I used to roll the dice
Feel the fear in my enemies eyes
Listen as the crowd would sing:
"Now the old king is dead! Long live the king!"

One minute I held the key
Next the walls were closed on me
And I discovered that my castles stand
Upon pillars of salt, and pillars of sand

I hear Jerusalem bells are ringing
Roman Cavalry choirs are singing
Be my mirror my sword and shield
My missionaries in a foreign field

Musically, the audio space is much more congested than previous releases, with an emphasis on string sections. This isn't always for the best, as they tend to overemphasize the dramatic tendencies in Martin's singing. That said, it's also likely to continue to be part of the band's sound. Other notable differences are the trademark electronic sounds added by producer Brian Eno and, to an extent, Martin seeking new ground by singing at a lower key than his typical range and falsetto.

Overall, this is their most interesting CD to date, and there's enough here to suggest their best may be yet to come.

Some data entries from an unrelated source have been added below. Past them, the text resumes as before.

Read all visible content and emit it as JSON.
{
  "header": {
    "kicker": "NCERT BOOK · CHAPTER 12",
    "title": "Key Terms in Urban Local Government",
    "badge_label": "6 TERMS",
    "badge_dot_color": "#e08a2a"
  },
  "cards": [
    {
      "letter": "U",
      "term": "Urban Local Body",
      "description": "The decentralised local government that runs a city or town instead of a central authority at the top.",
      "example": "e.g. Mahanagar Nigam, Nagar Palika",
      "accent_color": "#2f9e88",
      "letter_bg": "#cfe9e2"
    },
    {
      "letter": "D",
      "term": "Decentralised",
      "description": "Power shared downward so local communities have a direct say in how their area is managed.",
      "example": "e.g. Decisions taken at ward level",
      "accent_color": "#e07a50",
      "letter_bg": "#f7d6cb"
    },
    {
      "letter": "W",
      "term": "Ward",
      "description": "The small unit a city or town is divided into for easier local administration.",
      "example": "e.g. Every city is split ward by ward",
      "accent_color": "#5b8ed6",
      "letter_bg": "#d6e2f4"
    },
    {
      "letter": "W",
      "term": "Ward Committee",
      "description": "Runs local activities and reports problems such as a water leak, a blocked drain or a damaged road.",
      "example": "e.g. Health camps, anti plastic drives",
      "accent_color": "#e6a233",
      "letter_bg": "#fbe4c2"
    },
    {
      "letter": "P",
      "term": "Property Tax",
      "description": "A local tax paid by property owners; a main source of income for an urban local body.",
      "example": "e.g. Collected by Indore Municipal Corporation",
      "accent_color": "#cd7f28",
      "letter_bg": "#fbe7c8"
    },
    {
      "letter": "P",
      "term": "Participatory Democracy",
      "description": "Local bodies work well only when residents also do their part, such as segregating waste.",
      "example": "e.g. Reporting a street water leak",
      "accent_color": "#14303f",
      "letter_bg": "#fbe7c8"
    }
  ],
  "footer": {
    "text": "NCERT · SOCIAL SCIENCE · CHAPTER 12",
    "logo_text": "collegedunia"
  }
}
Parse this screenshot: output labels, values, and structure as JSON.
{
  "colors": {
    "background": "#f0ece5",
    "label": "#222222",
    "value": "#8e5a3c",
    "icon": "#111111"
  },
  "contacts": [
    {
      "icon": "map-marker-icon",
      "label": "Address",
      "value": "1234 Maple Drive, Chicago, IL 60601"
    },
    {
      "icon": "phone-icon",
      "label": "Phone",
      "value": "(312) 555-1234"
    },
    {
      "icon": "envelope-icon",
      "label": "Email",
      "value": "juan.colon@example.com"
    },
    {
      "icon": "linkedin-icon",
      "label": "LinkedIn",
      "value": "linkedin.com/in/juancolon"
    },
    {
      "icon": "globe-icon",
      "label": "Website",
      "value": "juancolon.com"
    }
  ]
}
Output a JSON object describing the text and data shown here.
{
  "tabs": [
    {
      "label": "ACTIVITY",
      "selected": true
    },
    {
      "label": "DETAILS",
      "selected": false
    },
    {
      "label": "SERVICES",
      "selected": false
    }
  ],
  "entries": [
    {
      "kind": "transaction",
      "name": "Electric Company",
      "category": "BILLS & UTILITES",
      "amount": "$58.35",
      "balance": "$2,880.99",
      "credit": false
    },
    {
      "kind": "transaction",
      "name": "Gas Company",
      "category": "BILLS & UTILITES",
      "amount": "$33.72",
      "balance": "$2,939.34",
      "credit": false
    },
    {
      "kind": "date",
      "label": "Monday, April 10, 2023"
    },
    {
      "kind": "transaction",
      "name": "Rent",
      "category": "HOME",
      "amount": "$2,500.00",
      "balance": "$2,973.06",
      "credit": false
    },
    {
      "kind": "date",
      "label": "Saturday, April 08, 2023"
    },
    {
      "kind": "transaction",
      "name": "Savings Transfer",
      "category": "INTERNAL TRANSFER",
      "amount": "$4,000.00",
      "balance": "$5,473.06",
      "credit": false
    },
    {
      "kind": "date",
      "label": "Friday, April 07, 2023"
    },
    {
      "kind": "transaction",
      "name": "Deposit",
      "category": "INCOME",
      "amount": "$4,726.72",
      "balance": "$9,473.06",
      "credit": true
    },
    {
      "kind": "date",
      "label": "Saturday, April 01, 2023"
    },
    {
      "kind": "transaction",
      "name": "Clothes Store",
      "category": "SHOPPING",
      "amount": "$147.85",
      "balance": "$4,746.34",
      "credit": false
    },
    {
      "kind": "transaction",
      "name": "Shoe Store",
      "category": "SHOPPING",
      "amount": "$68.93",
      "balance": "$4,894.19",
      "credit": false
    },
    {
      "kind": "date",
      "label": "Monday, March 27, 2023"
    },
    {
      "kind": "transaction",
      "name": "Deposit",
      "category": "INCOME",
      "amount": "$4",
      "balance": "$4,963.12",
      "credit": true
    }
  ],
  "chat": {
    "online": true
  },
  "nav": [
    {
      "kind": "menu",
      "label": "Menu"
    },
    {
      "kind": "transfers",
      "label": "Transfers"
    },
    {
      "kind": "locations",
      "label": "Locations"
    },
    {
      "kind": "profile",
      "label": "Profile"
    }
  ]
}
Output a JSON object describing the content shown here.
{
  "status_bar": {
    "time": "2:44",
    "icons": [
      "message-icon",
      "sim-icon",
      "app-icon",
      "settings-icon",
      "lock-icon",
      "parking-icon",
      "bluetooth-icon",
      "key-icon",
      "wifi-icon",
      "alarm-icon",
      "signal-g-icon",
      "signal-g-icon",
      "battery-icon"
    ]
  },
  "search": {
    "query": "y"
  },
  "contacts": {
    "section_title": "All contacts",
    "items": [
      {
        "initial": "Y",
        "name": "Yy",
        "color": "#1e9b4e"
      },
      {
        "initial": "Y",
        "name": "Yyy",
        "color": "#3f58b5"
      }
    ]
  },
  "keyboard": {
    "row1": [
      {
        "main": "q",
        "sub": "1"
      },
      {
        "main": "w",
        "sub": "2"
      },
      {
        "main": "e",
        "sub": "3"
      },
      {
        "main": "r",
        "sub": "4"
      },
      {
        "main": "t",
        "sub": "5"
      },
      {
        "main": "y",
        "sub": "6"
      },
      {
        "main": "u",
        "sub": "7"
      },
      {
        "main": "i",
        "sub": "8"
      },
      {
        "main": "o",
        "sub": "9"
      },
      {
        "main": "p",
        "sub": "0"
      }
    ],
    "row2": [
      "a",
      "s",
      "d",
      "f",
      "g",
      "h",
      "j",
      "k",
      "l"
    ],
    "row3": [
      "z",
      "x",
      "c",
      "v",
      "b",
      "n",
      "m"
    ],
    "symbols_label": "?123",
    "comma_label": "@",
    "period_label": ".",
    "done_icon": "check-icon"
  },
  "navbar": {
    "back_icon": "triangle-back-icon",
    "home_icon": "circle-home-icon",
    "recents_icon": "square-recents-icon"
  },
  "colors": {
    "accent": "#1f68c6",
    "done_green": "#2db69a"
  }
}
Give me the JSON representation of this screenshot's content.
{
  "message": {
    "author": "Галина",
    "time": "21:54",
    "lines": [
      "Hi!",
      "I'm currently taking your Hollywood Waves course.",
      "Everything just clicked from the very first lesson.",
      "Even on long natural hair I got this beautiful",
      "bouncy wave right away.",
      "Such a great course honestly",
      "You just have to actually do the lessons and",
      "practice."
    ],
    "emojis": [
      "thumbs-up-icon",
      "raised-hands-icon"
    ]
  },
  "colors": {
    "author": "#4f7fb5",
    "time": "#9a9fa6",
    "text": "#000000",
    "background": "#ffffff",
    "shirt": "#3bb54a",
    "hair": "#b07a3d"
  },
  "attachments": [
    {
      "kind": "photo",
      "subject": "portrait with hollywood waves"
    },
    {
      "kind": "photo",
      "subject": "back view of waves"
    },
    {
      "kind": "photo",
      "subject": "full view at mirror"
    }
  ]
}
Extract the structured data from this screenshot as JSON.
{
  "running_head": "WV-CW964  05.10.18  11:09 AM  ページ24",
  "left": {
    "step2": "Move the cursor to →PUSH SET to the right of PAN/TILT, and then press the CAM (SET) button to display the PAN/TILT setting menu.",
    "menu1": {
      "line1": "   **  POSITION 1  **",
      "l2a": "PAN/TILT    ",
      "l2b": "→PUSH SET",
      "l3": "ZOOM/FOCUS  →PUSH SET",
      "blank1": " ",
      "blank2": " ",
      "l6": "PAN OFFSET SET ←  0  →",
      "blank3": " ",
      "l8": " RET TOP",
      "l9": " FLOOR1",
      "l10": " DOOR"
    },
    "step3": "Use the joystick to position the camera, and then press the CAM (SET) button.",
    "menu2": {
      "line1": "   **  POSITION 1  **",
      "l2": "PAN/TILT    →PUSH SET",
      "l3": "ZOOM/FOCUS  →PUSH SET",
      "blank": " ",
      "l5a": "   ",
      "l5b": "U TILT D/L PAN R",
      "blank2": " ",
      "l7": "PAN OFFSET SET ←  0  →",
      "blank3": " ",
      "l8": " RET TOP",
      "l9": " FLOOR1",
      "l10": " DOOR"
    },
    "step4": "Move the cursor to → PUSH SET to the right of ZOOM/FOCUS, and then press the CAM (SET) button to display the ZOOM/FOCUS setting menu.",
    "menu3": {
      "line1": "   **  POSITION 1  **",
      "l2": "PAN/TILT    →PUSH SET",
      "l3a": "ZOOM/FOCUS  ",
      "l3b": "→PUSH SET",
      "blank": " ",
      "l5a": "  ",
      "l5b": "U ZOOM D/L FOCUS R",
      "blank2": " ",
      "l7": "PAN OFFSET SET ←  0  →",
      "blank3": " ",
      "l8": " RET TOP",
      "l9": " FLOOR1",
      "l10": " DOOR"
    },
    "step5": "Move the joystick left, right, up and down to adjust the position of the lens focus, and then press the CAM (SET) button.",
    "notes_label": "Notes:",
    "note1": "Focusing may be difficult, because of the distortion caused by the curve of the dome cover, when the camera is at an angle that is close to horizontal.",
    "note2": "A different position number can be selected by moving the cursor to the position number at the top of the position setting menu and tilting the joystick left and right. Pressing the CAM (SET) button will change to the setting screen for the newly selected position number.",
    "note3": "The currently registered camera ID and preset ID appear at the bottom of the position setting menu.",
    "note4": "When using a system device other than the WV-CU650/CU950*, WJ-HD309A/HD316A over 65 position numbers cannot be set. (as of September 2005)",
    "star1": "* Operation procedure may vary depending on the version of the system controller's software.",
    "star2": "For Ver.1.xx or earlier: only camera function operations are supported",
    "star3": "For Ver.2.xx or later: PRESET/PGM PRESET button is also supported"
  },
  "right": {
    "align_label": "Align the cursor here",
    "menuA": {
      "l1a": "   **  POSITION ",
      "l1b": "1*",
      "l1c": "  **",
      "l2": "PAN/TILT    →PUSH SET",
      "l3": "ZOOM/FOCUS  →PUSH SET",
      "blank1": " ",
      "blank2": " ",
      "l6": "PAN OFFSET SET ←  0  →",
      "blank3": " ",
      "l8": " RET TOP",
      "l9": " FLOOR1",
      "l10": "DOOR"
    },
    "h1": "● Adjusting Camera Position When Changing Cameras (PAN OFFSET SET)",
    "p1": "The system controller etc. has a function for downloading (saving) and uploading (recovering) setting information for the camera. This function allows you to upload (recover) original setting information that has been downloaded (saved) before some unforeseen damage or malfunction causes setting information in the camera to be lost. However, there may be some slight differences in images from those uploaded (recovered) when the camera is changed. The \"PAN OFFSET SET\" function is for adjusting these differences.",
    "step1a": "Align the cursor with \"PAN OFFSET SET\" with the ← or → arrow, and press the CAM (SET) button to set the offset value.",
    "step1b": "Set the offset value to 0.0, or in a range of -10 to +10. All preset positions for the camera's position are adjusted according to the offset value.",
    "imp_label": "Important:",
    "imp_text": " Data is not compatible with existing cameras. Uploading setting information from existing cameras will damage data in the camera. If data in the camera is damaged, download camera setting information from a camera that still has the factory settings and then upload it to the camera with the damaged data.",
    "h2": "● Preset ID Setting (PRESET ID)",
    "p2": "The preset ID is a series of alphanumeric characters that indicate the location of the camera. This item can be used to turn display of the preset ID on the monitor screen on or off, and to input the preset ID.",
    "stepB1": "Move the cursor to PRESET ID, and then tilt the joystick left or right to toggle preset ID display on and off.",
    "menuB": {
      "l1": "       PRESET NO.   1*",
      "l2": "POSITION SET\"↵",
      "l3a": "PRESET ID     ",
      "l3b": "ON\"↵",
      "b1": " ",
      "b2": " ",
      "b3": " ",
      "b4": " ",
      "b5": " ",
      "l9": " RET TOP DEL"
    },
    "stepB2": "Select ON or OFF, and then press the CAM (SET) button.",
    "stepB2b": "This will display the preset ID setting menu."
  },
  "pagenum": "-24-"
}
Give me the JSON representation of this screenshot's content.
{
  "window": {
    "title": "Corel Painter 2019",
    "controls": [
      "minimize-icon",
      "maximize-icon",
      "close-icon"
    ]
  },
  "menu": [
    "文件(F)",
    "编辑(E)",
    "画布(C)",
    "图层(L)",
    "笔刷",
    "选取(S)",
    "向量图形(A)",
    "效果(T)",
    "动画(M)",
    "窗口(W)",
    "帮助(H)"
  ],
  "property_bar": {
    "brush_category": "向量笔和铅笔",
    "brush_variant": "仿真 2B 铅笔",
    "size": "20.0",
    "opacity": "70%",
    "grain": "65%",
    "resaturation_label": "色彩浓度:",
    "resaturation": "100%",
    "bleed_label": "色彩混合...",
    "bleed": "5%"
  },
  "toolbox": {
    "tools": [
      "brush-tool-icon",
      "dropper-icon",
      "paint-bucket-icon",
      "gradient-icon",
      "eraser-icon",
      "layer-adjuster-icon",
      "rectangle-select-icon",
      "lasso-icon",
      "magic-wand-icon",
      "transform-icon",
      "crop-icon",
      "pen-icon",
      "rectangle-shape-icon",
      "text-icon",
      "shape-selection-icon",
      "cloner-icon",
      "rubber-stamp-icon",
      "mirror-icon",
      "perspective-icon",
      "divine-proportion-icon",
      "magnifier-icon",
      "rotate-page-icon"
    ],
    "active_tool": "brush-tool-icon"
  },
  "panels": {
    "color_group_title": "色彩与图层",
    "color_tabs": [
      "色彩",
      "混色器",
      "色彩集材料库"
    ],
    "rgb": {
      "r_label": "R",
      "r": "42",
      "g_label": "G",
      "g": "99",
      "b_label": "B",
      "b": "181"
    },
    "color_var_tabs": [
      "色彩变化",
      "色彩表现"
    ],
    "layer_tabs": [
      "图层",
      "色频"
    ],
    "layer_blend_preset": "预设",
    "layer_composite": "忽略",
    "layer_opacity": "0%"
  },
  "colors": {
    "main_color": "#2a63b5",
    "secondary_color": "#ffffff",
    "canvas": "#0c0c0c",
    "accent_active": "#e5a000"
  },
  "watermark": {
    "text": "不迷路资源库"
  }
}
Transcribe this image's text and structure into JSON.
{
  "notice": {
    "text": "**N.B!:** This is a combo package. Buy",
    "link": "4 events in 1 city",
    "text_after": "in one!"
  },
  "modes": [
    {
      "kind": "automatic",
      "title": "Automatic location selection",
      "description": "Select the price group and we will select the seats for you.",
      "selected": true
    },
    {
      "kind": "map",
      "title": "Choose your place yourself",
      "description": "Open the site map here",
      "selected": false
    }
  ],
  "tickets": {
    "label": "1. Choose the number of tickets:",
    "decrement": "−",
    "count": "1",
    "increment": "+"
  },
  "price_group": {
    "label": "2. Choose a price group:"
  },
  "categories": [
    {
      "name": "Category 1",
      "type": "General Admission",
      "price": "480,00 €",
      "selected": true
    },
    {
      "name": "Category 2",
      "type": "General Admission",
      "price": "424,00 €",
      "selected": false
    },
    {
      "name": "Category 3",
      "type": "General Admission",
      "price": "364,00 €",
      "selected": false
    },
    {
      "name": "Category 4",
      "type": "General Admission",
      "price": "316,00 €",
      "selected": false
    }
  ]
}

Suggested Tracks: "42," "Viva LaVide," "Cemeteries of London"

4 Stars

1 comment :

  1. I don't really listen to Coldplay, I think they only had 1 song several years ago that I really even listened to. But, that said, I know about the band and Chris's marriage to Gwyneth Paltrow and the birth of their two children. I wonder if him starting to delve into thoughts of the afterlife and the existance of God has anything to do with that?? It might be interesting to timeline when the songs were written with the birth of his children. Eh. Its a thought anyway. (I am probably still not going to listen to him, lol.)